If someone were to film us, I’m certain we’d look like we were running
the Amazing Race. We dodge and weave
through the milling throngs like they’re standing still. It’s an art form we’ve perfected.
We chuckle at the people that stop to take a picture in
front of the castle, or the globe. Those
silly tourists, how cute they are. How
fortunate for us. Because, while they
are stopping to take their lasting-memory-selfie, we are already in a very
short line for the first ride. Before
those tourists have made it back to Space Mountain or Gringotts, we’re already
getting off our second ride.
Yes, we hustle. Now,
before you say that I’m just a park-going-drill-sergeant, take a look at my
Instagram, Twitter, or Facebook. See all
those pictures? We take them when we’re
done. Because, guess what? The things are still there when we get off
the ride! Unbelievable, right?
The first day at Disney, my FitBit alerted me that I’d
already walked my daily requirement and gotten one hour of “active minutes” in
by 1:30. So, I was done for the
day. I was also dead tired. So, I handed my beautiful daughter off to the
Family and I left. They may have scoffed
at me for leaving so early, but oh well.
I live here. I can always come
back.
The next day I took the teens to Universal. We went to Universal Studios and Island of
Adventures twice in one day. For those
of you who don’t know, it’s two different parks that are rather close together. It can be done.

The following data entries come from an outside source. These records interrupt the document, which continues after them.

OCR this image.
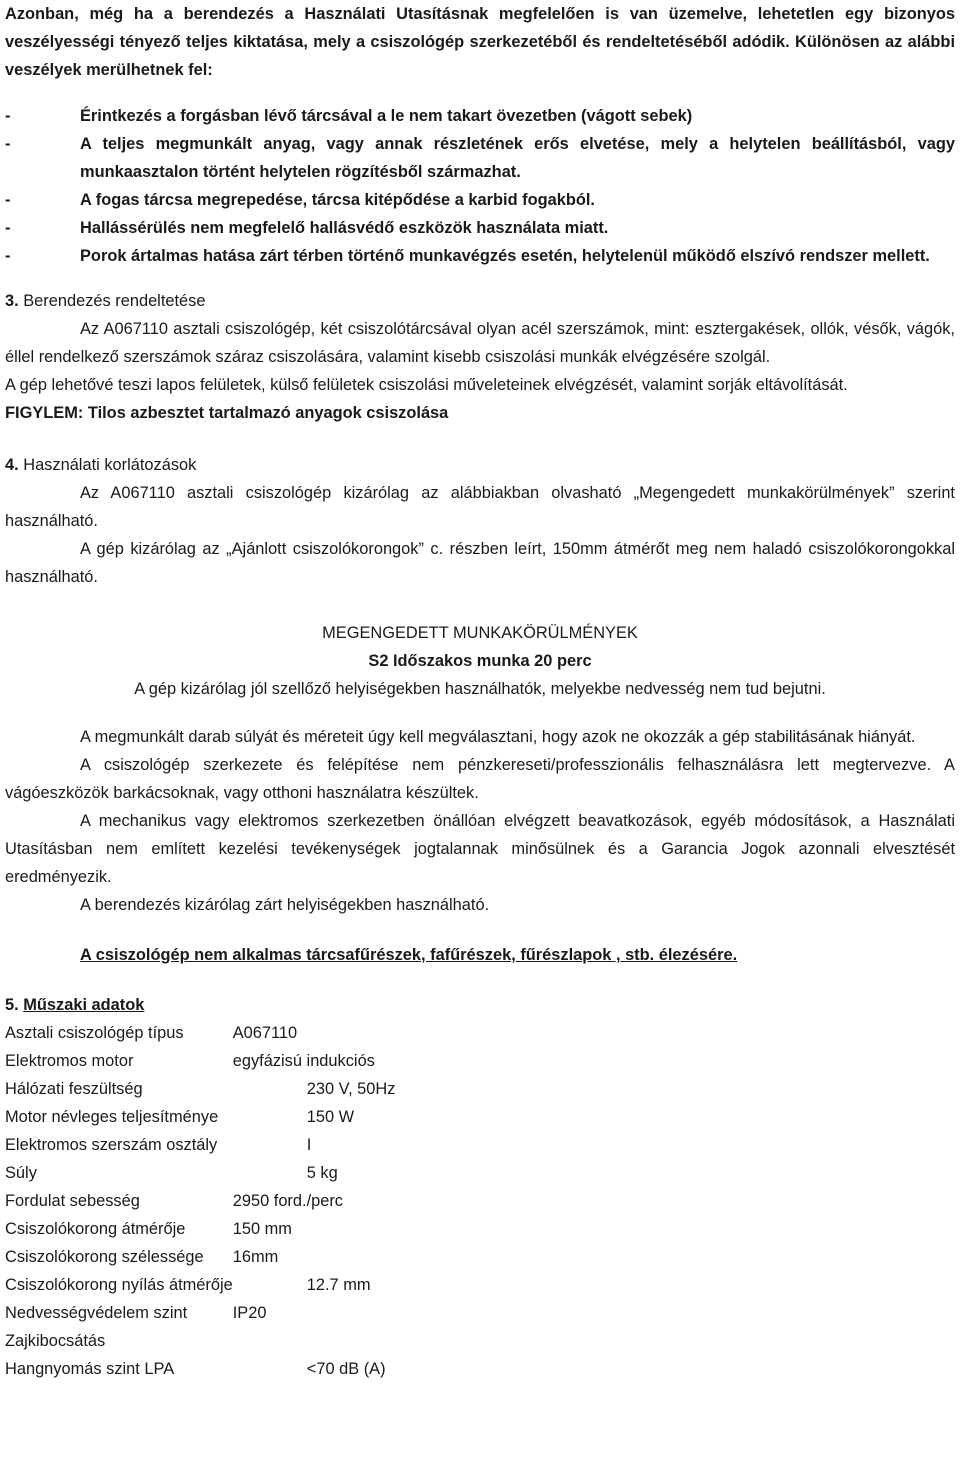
Azonban, még ha a berendezés a Használati Utasításnak megfelelően is van üzemelve, lehetetlen egy bizonyos veszélyességi tényező teljes kiktatása, mely a csiszológép szerkezetéből és rendeltetéséből adódik. Különösen az alábbi veszélyek merülhetnek fel:

-	Érintkezés a forgásban lévő tárcsával a le nem takart övezetben (vágott sebek)
-	A teljes megmunkált anyag, vagy annak részletének erős elvetése, mely a helytelen beállításból, vagy munkaasztalon történt helytelen rögzítésből származhat.
-	A fogas tárcsa megrepedése, tárcsa kitépődése a karbid fogakból.
-	Hallássérülés nem megfelelő hallásvédő eszközök használata miatt.
-	Porok ártalmas hatása zárt térben történő munkavégzés esetén, helytelenül működő elszívó rendszer mellett.

3. Berendezés rendeltetése

Az A067110 asztali csiszológép, két csiszolótárcsával olyan acél szerszámok, mint: esztergakések, ollók, vésők, vágók, éllel rendelkező szerszámok száraz csiszolására, valamint kisebb csiszolási munkák elvégzésére szolgál.

A gép lehetővé teszi lapos felületek, külső felületek csiszolási műveleteinek elvégzését, valamint sorják eltávolítását.

FIGYLEM: Tilos azbesztet tartalmazó anyagok csiszolása

4. Használati korlátozások

Az A067110 asztali csiszológép kizárólag az alábbiakban olvasható „Megengedett munkakörülmények” szerint használható.

A gép kizárólag az „Ajánlott csiszolókorongok” c. részben leírt, 150mm átmérőt meg nem haladó csiszolókorongokkal használható.

MEGENGEDETT MUNKAKÖRÜLMÉNYEK

S2 Időszakos munka 20 perc

A gép kizárólag jól szellőző helyiségekben használhatók, melyekbe nedvesség nem tud bejutni.

A megmunkált darab súlyát és méreteit úgy kell megválasztani, hogy azok ne okozzák a gép stabilitásának hiányát.

A csiszológép szerkezete és felépítése nem pénzkereseti/professzionális felhasználásra lett megtervezve. A vágóeszközök barkácsoknak, vagy otthoni használatra készültek.

A mechanikus vagy elektromos szerkezetben önállóan elvégzett beavatkozások, egyéb módosítások, a Használati Utasításban nem említett kezelési tevékenységek jogtalannak minősülnek és a Garancia Jogok azonnali elvesztését eredményezik.

A berendezés kizárólag zárt helyiségekben használható.

A csiszológép nem alkalmas tárcsafűrészek, fafűrészek, fűrészlapok , stb. élezésére.

5. Műszaki adatok

Asztali csiszológép típus	A067110
Elektromos motor	egyfázisú indukciós
Hálózati feszültség	230 V, 50Hz
Motor névleges teljesítménye	150 W
Elektromos szerszám osztály	I
Súly	5 kg
Fordulat sebesség	2950 ford./perc
Csiszolókorong átmérője	150 mm
Csiszolókorong szélessége	16mm
Csiszolókorong nyílás átmérője	12.7 mm
Nedvességvédelem szint	IP20
Zajkibocsátás	
Hangnyomás szint LPA	<70 dB (A)
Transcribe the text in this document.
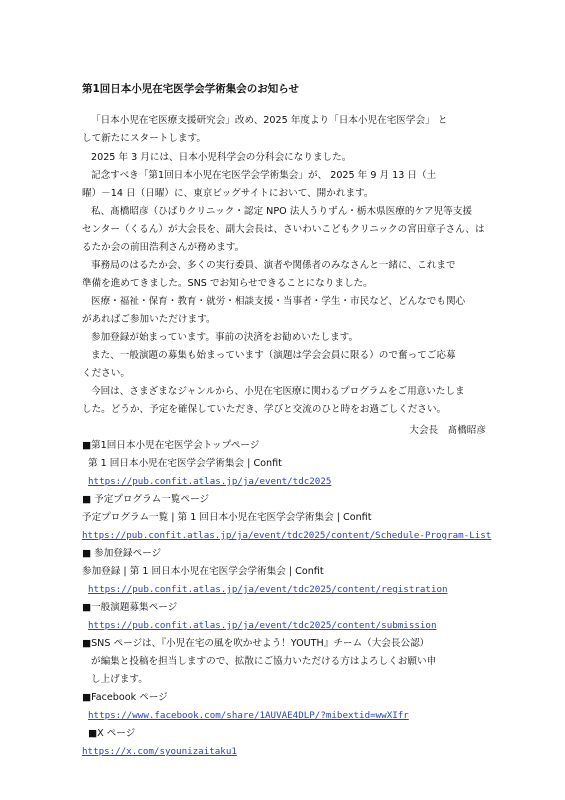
第1回日本小児在宅医学会学術集会のお知らせ
「日本小児在宅医療支援研究会」改め、2025 年度より「日本小児在宅医学会」 と
して新たにスタートします。
2025 年 3 月には、日本小児科学会の分科会になりました。
記念すべき「第1回日本小児在宅医学会学術集会」が、 2025 年 9 月 13 日（土
曜）－14 日（日曜）に、東京ビッグサイトにおいて、開かれます。
私、髙橋昭彦（ひばりクリニック・認定 NPO 法人うりずん・栃木県医療的ケア児等支援
センター（くるん）が大会長を、副大会長は、さいわいこどもクリニックの宮田章子さん、は
るたか会の前田浩利さんが務めます。
事務局のはるたか会、多くの実行委員、演者や関係者のみなさんと一緒に、これまで
準備を進めてきました。SNS でお知らせできることになりました。
医療・福祉・保育・教育・就労・相談支援・当事者・学生・市民など、どんなでも関心
があればご参加いただけます。
参加登録が始まっています。事前の決済をお勧めいたします。
また、一般演題の募集も始まっています（演題は学会会員に限る）ので奮ってご応募
ください。
今回は、さまざまなジャンルから、小児在宅医療に関わるプログラムをご用意いたしま
した。どうか、予定を確保していただき、学びと交流のひと時をお過ごしください。
大会長　髙橋昭彦
■第1回日本小児在宅医学会トップページ
第 1 回日本小児在宅医学会学術集会 | Confit
https://pub.confit.atlas.jp/ja/event/tdc2025
■ 予定プログラム一覧ページ
予定プログラム一覧 | 第 1 回日本小児在宅医学会学術集会 | Confit
https://pub.confit.atlas.jp/ja/event/tdc2025/content/Schedule-Program-List
■ 参加登録ページ
参加登録 | 第 1 回日本小児在宅医学会学術集会 | Confit
https://pub.confit.atlas.jp/ja/event/tdc2025/content/registration
■一般演題募集ページ
https://pub.confit.atlas.jp/ja/event/tdc2025/content/submission
■SNS ページは、『小児在宅の風を吹かせよう！YOUTH』チーム（大会長公認）
が編集と投稿を担当しますので、拡散にご協力いただける方はよろしくお願い申
し上げます。
■Facebook ページ
https://www.facebook.com/share/1AUVAE4DLP/?mibextid=wwXIfr
■X ページ
https://x.com/syounizaitaku1
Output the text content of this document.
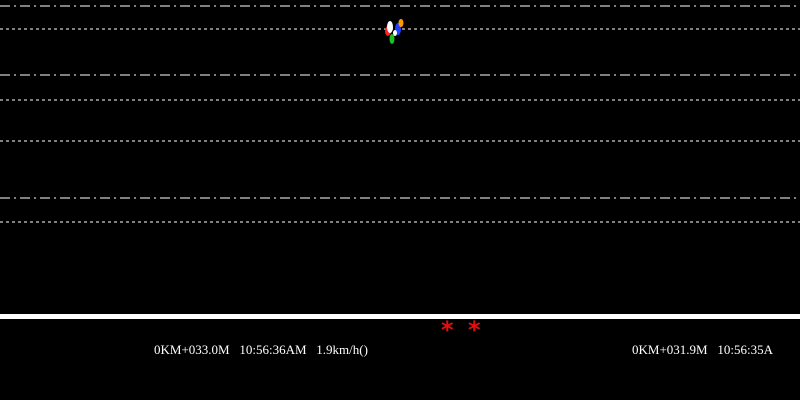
* *
0KM+033.0M 10:56:36AM 1.9km/h()	0KM+031.9M 10:56:35A
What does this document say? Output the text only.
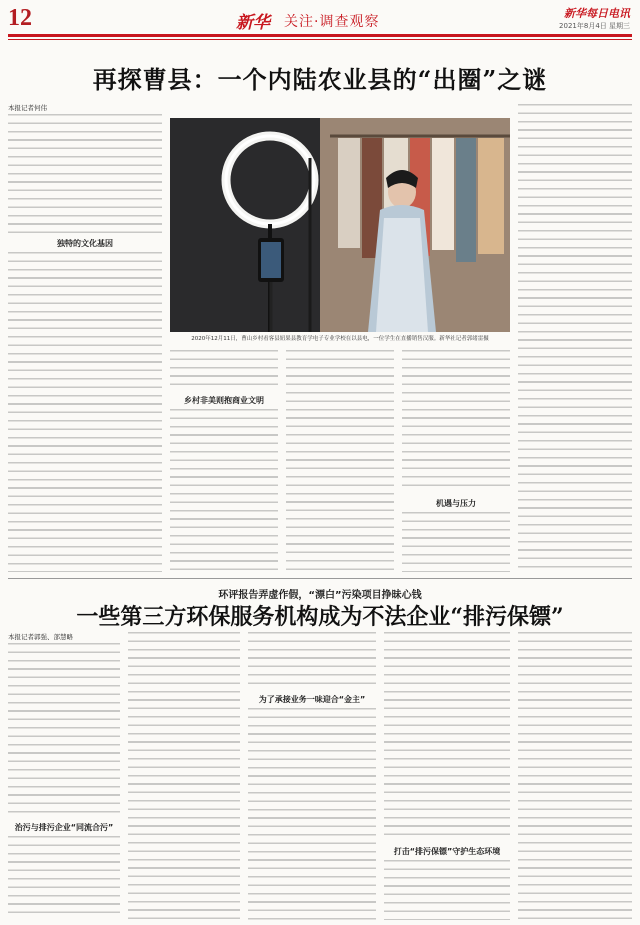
12	新华 关注·调查观察
新华每日电讯
2021年8月4日 星期三
再探曹县：一个内陆农业县的“出圈”之谜
本报记者何伟
独特的文化基因
2020年12月11日，曹山乡村看客县妞果县教育学电子专业学校在以县电，一位学生在直播销售汉服。新华社记者郭绪雷摄
乡村非美则抱商业文明
机遇与压力
环评报告弄虚作假，“漂白”污染项目挣昧心钱
一些第三方环保服务机构成为不法企业“排污保镖”
本报记者郭强、部慧略
治污与排污企业“同流合污”
为了承接业务一味迎合“金主”
打击“排污保镖”守护生态环境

By 5:00, my FitBit app was giving me super-smiley faces
telling me I’d doubled my miles and tripled my activity from the day
before. I thought I glimpsed Death in his creepy cloak, but it was probably just a tall kid wearing his Hogwarts robe. Either way, I was beat.
At both parks, in two days, I’d probably consumed an entire
day’s worth of calories during one meal each day. Let’s not forget the awesome Dole Whip at the
Magic Kingdom, the beer I had at Three Broomsticks, and the Butter Beer we
snagged in Diagon Alley.
For the rest of the week, I stayed home with family. We ran around a bit, but nothing to the level
of those two days. We lounged. We ate.
We drank.
I lost five pounds that week. Five pounds.
From having fun. Wow.
I’m now down eight pounds.
Sure, I’ve been watching what I stuff in my face. If I want chips, I eat some. I put them in a tiny bowl and eat them. I don’t refill the bowl, unless, of course,
my husband is snagging some from my bowl.
Then I refill it. Because sharing
is caring, but I am still entitled to my own fair share of the small bowl of
chips.
So there you have it.
My amazing weight loss secret.
Having fun! Weird, right?
But we don’t have Universal—or the Magic Kingdom—you
say. Well, do you have a park? Someplace fun you or your kids like to
visit? Just go. Get out and do something—anything.
I’m a fan of disguising my exercise in order to trick myself into
being active. So I shall continue this
trickery for as long as it takes. I’m on
a mission to look better, to feel better.
It’s working for me, and that, my friends is all that matters. Find something that works for you.
And if you have fun while doing it? Well, you get bonus points, for sure!